Sunday, May 22, 2011

Anthropology educator and Ishi researcher to speak Wednesday

2011-05-22_burrill

Did Bryan "Pancho" Beavers, born in 1901, hold the key to Ishi's heritage? Before Beavers died in 1971, a researcher recorded his stories of Konkow Maidu culture (Beavers's father was Scots-American and Maidu). According to educator Richard Burrill, who obtained the transcripts, Ishi was not only Yahi/Yana, but Maidu (as many Maidu believe). Beavers said "the Maidu here were always at war with them [the Yana]. They didn't like 'em. They wasn't exactly at war. ... But the Yana didn't have any friends anyplace."

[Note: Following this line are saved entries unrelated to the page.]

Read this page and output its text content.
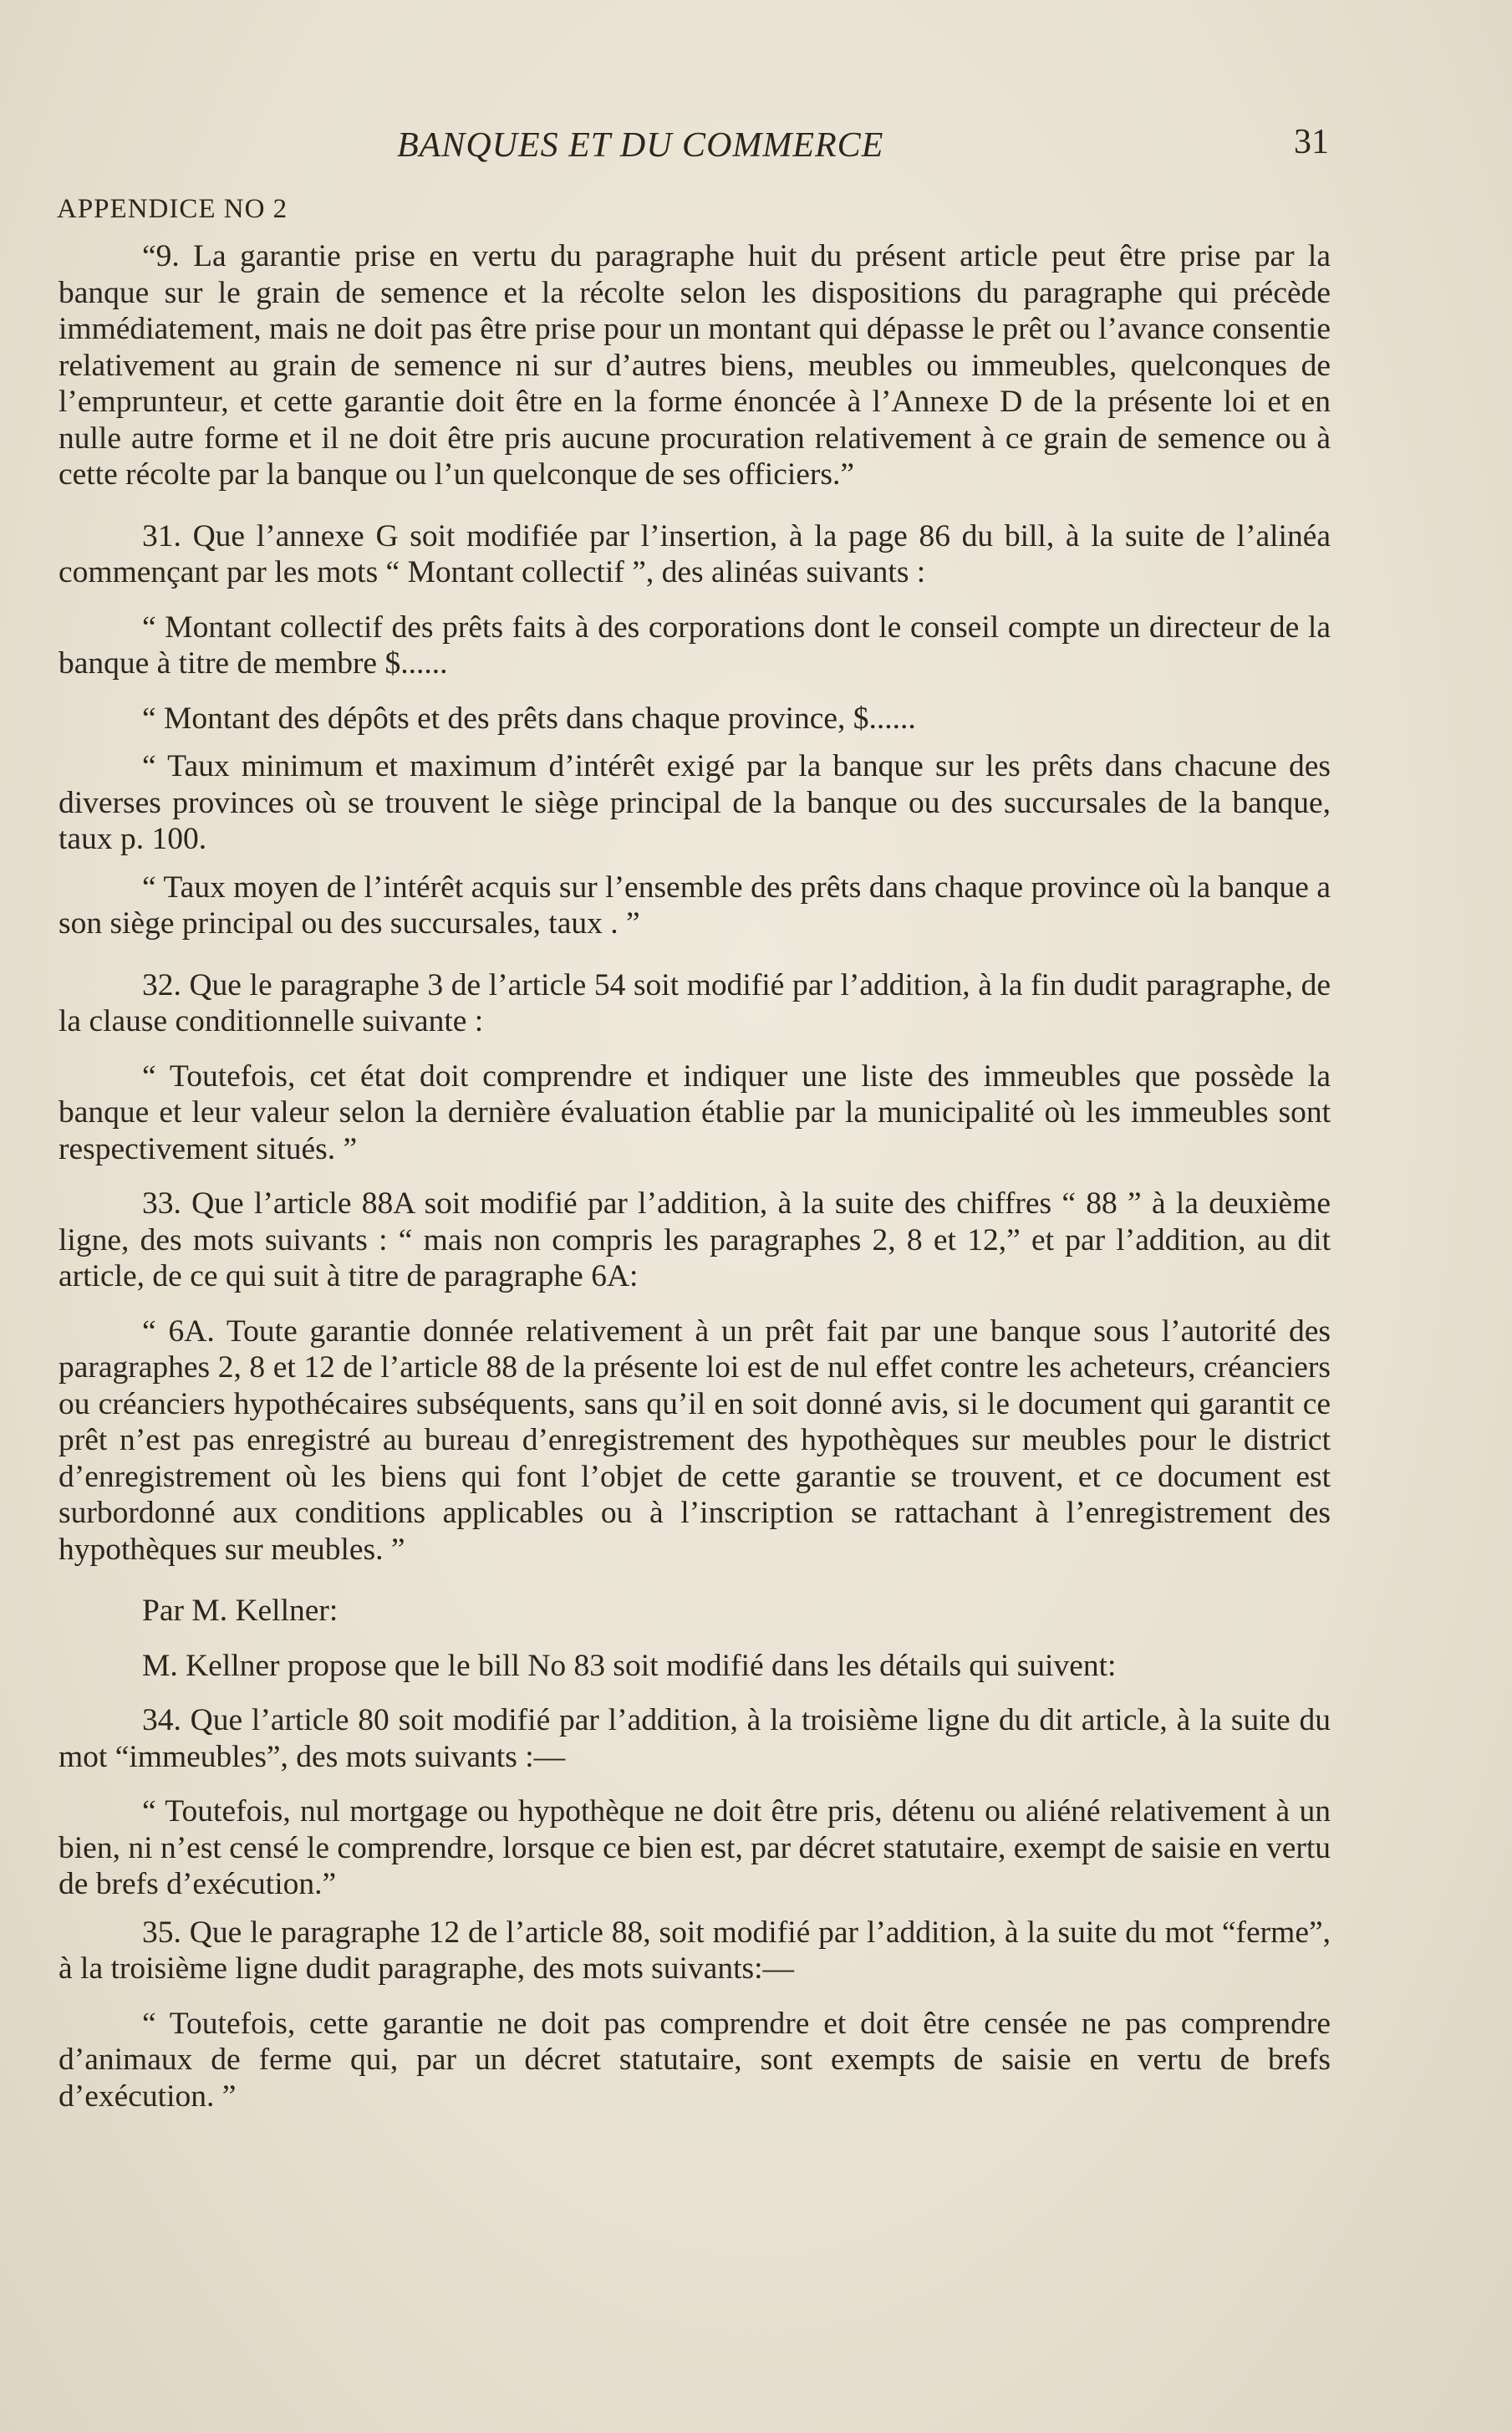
BANQUES ET DU COMMERCE	31
APPENDICE NO 2

“9. La garantie prise en vertu du paragraphe huit du présent article peut être prise par la banque sur le grain de semence et la récolte selon les dispositions du paragraphe qui précède immédiatement, mais ne doit pas être prise pour un montant qui dépasse le prêt ou l’avance consentie relativement au grain de semence ni sur d’autres biens, meubles ou immeubles, quelconques de l’emprunteur, et cette garantie doit être en la forme énoncée à l’Annexe D de la présente loi et en nulle autre forme et il ne doit être pris aucune procuration relativement à ce grain de semence ou à cette récolte par la banque ou l’un quelconque de ses officiers.”

31. Que l’annexe G soit modifiée par l’insertion, à la page 86 du bill, à la suite de l’alinéa commençant par les mots “ Montant collectif ”, des alinéas suivants :

“ Montant collectif des prêts faits à des corporations dont le conseil compte un directeur de la banque à titre de membre $......

“ Montant des dépôts et des prêts dans chaque province, $......

“ Taux minimum et maximum d’intérêt exigé par la banque sur les prêts dans chacune des diverses provinces où se trouvent le siège principal de la banque ou des succursales de la banque, taux p. 100.

“ Taux moyen de l’intérêt acquis sur l’ensemble des prêts dans chaque province où la banque a son siège principal ou des succursales, taux . ”

32. Que le paragraphe 3 de l’article 54 soit modifié par l’addition, à la fin dudit paragraphe, de la clause conditionnelle suivante :

“ Toutefois, cet état doit comprendre et indiquer une liste des immeubles que possède la banque et leur valeur selon la dernière évaluation établie par la municipalité où les immeubles sont respectivement situés. ”

33. Que l’article 88A soit modifié par l’addition, à la suite des chiffres “ 88 ” à la deuxième ligne, des mots suivants : “ mais non compris les paragraphes 2, 8 et 12,” et par l’addition, au dit article, de ce qui suit à titre de paragraphe 6A:

“ 6A. Toute garantie donnée relativement à un prêt fait par une banque sous l’autorité des paragraphes 2, 8 et 12 de l’article 88 de la présente loi est de nul effet contre les acheteurs, créanciers ou créanciers hypothécaires subséquents, sans qu’il en soit donné avis, si le document qui garantit ce prêt n’est pas enregistré au bureau d’enregistrement des hypothèques sur meubles pour le district d’enregistrement où les biens qui font l’objet de cette garantie se trouvent, et ce document est surbordonné aux conditions applicables ou à l’inscription se rattachant à l’enregistrement des hypothèques sur meubles. ”

Par M. Kellner:

M. Kellner propose que le bill No 83 soit modifié dans les détails qui suivent:

34. Que l’article 80 soit modifié par l’addition, à la troisième ligne du dit article, à la suite du mot “immeubles”, des mots suivants :—

“ Toutefois, nul mortgage ou hypothèque ne doit être pris, détenu ou aliéné relativement à un bien, ni n’est censé le comprendre, lorsque ce bien est, par décret statutaire, exempt de saisie en vertu de brefs d’exécution.”

35. Que le paragraphe 12 de l’article 88, soit modifié par l’addition, à la suite du mot “ferme”, à la troisième ligne dudit paragraphe, des mots suivants:—

“ Toutefois, cette garantie ne doit pas comprendre et doit être censée ne pas comprendre d’animaux de ferme qui, par un décret statutaire, sont exempts de saisie en vertu de brefs d’exécution. ”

Then, writes Burrill, "it is believed that in about 1830, the Yahi raiders kidnapped Beavers' great aunt from the fishing grounds downstream from Pulga on the Feather River. ... Upon coming of age, she was made the wife of one of the Yahi raiders named Yètati, a Northern Yana man. In about 1854, they produced a baby boy [who] remarkably survived the many massacres dealt the Yana. He became the man we have come to know as Ishi."

The fruits of Burrill's research are compellingly displayed in "Ishi's Untold Story In His First World: A Biography of the Last of His Band of Yahi Indians In North America" ($22.95 in paperback from The Anthro Company; www.ishifacts.com). The large volume contains a dozen maps and hundreds of historical photographs.

The author will talk about his research at 7:00 p.m. this Wednesday, May 25 at Lyon Books in Chico.

"In 1864," Burrill writes , "a general massacre reduced [Ishi's] entire tribe to no more than fifty souls. Compromised, and yet still proud, a small group of about twenty of Ishi's Yahi/Yana tribe retreated deeper into their remote hiding places along Antelope Creek, Mill Creek and Deer Creek. With few exceptions, the outside world was unaware of their existence. ... On August 28, 1911, Ishi was captured at the Charles Ward Slaughterhouse, forty miles south of the tribe's homeland. For observation, the Indian stranger was locked up in the Butte County Jail and placed in the solitary and padded cell for the insane."

The book reconstructs "the secretive years" before Ishi's capture, and details his cultural heritage as well as "his inner strength and ability to assimilate." He died of tuberculosis in 1916, "the passing of the last Stone Age Indian in North America."